Jamie Harris, hoje com 35 anos, descobriu tardiamente que os sintomas digestivos que enfrentava desde os 20 anos não eram apenas consequência de uma alimentação inadequada, mas sim de uma doença crônica: a doença de Crohn. Seu relato busca conscientizar sobre a importância de não subestimar sinais persistentes do corpo.
Sintomas ignorados por um ano
Em 2010, aos 20 anos, Jamie levava uma vida ativa: cursava pós-graduação para se tornar professora e namorava o homem que viria a ser seu marido. Durante uma viagem a Londres, ela notou sangue nas fezes, mas atribuiu ao estresse da viagem. Ao retornar, os sintomas persistiram, acompanhados de dores intensas no estômago.
Após consulta com um clínico geral, a recomendação foi aumentar o consumo de fibras e psyllium. No entanto, a dor não cessou. Em um ano, Jamie perdeu 9 kg sem intenção. Preocupada, ela compartilhou suas queixas com uma professora durante o estágio, que a encaminhou ao pronto-socorro.

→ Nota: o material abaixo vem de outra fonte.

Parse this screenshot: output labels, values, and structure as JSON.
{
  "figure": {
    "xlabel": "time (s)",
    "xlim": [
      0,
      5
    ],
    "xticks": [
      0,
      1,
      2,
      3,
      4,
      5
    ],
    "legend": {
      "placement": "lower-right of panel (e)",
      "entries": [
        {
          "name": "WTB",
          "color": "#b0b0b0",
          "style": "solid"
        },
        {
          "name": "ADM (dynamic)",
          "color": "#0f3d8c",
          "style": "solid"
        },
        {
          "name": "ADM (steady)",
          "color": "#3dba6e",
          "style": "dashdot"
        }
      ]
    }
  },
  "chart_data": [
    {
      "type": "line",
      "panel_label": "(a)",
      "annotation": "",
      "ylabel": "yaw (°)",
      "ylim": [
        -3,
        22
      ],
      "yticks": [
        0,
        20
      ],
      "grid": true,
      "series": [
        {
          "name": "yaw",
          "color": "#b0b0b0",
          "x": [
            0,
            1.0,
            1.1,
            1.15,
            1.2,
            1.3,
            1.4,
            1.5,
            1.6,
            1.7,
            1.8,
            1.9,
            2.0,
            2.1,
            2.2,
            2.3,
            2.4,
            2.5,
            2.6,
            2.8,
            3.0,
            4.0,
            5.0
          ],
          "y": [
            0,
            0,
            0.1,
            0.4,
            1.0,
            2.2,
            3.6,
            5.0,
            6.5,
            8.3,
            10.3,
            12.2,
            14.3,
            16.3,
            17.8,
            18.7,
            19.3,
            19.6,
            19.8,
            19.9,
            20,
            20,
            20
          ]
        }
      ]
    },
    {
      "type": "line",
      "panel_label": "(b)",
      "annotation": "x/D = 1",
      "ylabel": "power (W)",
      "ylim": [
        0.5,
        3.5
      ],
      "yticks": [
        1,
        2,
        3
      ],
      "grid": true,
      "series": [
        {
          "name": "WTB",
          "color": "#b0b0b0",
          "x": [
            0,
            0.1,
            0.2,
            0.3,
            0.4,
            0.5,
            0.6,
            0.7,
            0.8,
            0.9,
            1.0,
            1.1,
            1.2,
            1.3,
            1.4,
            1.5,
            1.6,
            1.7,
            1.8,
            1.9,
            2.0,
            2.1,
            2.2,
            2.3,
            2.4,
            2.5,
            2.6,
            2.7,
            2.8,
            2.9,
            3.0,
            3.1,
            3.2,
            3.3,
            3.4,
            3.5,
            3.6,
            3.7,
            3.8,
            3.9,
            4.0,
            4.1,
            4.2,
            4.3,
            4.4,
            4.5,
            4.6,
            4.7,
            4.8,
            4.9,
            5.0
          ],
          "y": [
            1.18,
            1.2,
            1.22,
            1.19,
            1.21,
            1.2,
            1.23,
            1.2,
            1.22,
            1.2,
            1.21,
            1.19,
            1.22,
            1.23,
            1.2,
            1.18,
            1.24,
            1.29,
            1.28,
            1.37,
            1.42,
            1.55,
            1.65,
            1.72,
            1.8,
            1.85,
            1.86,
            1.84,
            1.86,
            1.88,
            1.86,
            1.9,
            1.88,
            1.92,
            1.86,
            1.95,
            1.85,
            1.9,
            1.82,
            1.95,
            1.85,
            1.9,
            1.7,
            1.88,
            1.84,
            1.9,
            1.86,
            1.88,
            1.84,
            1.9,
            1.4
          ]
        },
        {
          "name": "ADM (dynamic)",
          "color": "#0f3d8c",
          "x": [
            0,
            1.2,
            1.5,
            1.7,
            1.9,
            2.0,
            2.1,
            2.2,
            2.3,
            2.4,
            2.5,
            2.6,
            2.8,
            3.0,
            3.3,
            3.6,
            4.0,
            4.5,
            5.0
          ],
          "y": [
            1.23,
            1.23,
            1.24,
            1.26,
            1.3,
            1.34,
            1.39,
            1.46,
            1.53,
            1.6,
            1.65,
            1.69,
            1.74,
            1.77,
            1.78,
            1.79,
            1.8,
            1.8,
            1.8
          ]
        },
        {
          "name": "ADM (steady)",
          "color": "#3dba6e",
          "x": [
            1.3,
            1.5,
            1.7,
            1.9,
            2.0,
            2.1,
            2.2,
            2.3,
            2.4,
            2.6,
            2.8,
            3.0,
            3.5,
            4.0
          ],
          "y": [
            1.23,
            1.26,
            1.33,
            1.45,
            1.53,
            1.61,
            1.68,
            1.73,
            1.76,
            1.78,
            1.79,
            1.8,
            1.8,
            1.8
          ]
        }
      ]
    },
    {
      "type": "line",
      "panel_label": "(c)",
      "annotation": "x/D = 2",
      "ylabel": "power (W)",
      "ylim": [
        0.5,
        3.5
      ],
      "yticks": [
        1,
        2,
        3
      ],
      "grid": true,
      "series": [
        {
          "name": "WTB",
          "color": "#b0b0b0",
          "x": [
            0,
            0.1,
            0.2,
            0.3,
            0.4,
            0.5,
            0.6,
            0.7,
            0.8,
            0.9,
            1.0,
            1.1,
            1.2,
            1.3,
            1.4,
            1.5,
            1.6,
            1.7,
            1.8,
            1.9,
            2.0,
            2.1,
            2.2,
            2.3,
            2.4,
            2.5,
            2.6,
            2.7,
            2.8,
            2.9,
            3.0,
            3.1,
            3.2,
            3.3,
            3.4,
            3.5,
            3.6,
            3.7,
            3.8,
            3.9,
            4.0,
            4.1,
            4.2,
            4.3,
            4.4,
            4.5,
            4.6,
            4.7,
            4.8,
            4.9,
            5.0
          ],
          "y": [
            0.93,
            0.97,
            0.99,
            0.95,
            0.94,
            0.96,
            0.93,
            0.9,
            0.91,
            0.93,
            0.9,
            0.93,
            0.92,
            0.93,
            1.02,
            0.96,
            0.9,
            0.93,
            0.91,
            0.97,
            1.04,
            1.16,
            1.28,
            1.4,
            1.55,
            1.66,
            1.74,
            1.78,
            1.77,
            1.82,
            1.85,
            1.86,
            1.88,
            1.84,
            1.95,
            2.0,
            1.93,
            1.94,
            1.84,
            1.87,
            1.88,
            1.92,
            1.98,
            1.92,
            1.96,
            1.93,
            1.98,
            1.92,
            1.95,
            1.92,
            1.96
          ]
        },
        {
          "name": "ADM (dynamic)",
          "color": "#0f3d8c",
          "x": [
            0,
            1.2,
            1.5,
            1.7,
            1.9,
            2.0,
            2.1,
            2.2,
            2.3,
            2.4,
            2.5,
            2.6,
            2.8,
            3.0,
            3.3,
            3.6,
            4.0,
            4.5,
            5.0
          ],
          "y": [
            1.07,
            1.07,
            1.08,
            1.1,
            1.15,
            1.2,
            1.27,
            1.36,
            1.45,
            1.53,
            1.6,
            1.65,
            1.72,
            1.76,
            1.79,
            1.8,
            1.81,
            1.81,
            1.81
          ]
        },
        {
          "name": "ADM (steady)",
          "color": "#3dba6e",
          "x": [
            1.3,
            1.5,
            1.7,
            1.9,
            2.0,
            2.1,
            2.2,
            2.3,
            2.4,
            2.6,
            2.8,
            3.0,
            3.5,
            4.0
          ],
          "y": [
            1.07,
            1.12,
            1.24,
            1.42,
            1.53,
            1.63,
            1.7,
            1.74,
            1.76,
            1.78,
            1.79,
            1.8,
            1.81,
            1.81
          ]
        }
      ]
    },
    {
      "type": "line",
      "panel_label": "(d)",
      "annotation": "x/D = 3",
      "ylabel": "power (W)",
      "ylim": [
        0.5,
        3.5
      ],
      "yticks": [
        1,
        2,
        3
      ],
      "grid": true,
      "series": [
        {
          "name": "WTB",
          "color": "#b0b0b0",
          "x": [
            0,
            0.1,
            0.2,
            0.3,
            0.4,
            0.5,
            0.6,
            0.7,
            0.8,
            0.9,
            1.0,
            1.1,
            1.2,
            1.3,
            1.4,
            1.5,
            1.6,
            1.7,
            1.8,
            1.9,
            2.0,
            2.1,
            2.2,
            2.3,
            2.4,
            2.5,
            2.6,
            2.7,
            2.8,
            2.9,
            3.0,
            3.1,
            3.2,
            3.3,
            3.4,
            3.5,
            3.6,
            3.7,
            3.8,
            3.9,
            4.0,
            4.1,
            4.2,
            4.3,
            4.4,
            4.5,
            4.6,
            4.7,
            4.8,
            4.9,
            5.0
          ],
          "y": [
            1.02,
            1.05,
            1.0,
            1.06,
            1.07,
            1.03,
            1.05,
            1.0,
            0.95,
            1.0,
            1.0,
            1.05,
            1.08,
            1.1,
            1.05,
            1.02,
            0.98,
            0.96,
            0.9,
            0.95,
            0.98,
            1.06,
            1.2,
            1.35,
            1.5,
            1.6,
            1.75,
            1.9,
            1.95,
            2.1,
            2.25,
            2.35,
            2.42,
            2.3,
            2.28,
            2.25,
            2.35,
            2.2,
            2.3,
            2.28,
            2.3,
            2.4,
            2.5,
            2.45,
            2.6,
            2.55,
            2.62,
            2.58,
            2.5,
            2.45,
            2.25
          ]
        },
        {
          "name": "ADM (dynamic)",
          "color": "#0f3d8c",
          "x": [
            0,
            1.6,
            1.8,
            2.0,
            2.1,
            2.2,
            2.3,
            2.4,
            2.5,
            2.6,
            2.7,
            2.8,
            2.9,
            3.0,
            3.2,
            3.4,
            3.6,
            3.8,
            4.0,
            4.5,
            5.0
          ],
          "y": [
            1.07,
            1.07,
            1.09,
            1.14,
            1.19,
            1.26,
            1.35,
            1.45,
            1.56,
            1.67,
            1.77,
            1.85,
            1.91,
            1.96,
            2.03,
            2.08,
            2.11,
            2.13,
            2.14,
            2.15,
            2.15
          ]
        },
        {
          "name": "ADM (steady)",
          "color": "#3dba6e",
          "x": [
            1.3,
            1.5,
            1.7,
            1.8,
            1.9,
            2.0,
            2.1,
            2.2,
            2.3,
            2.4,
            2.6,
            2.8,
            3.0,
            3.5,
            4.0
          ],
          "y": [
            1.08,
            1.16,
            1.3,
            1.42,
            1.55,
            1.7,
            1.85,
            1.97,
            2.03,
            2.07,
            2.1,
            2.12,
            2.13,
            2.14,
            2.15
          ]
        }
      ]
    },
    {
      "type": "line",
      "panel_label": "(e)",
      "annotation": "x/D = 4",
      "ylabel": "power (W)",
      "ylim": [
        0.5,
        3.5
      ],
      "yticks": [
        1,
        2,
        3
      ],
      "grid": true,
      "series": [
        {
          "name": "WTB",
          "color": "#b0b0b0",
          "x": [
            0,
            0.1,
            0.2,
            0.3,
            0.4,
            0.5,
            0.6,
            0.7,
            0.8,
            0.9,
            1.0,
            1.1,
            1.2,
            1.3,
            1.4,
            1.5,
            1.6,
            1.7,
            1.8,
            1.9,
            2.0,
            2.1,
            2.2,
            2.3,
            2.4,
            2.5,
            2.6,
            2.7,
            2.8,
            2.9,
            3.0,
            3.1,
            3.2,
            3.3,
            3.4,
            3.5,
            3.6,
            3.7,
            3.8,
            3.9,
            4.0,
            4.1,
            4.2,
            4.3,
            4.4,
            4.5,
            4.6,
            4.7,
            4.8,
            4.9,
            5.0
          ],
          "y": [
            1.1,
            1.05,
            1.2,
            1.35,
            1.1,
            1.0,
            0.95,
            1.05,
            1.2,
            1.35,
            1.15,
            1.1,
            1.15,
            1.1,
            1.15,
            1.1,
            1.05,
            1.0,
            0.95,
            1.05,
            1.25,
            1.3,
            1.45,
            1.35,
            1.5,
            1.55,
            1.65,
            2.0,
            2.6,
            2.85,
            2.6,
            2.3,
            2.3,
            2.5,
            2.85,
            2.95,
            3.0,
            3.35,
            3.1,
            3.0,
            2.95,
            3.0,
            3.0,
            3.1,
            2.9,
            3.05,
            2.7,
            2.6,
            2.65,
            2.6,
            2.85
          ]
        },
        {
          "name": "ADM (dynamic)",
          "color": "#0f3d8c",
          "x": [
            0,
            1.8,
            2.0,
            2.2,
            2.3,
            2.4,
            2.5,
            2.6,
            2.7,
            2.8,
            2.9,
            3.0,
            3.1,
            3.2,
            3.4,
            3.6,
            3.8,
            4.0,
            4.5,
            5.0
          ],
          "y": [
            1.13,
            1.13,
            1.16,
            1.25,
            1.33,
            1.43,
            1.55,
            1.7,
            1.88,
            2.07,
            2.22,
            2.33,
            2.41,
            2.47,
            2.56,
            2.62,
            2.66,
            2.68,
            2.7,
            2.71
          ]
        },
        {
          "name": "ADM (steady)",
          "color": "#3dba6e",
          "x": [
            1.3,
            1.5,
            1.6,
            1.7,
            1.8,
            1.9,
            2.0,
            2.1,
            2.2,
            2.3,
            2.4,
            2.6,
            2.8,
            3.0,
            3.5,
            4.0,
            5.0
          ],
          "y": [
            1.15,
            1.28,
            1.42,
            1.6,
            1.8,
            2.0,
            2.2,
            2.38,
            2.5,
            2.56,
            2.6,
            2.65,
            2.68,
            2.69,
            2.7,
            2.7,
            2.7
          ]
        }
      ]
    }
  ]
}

"Fizeram exames de sangue e disseram: 'Nossa, sua contagem de glóbulos brancos está muito alta'. Depois, mais testes foram realizados e fui encaminhada a um gastroenterologista."
Diagnóstico e desafios da doença de Crohn
A doença de Crohn é uma condição inflamatória crônica que pode afetar qualquer parte do trato gastrointestinal. Se não tratada, pode evoluir para danos intestinais graves, como estenoses (estreitamento do intestino) ou fístulas (conexões anormais entre órgãos).
Segundo a gastroenterologista Emanuelle Bellaguarda, professora associada da Universidade Northwestern, a doença pode se manifestar como úlceras superficiais ou profundas, e o diagnóstico precoce é crucial para evitar complicações.
Dieta não era a causa
Como sua mãe era nutricionista há 40 anos, Jamie tentou controlar os sintomas com restrições alimentares. Eliminou glúten e seguiu dietas como a BRAT (banana, arroz, maçã e torrada), mas a dor persistia. "Cada refeição era um tormento. Cheguei a parar de comer para evitar as dores, o que resultou na perda de 20 kg em pouco tempo", contou.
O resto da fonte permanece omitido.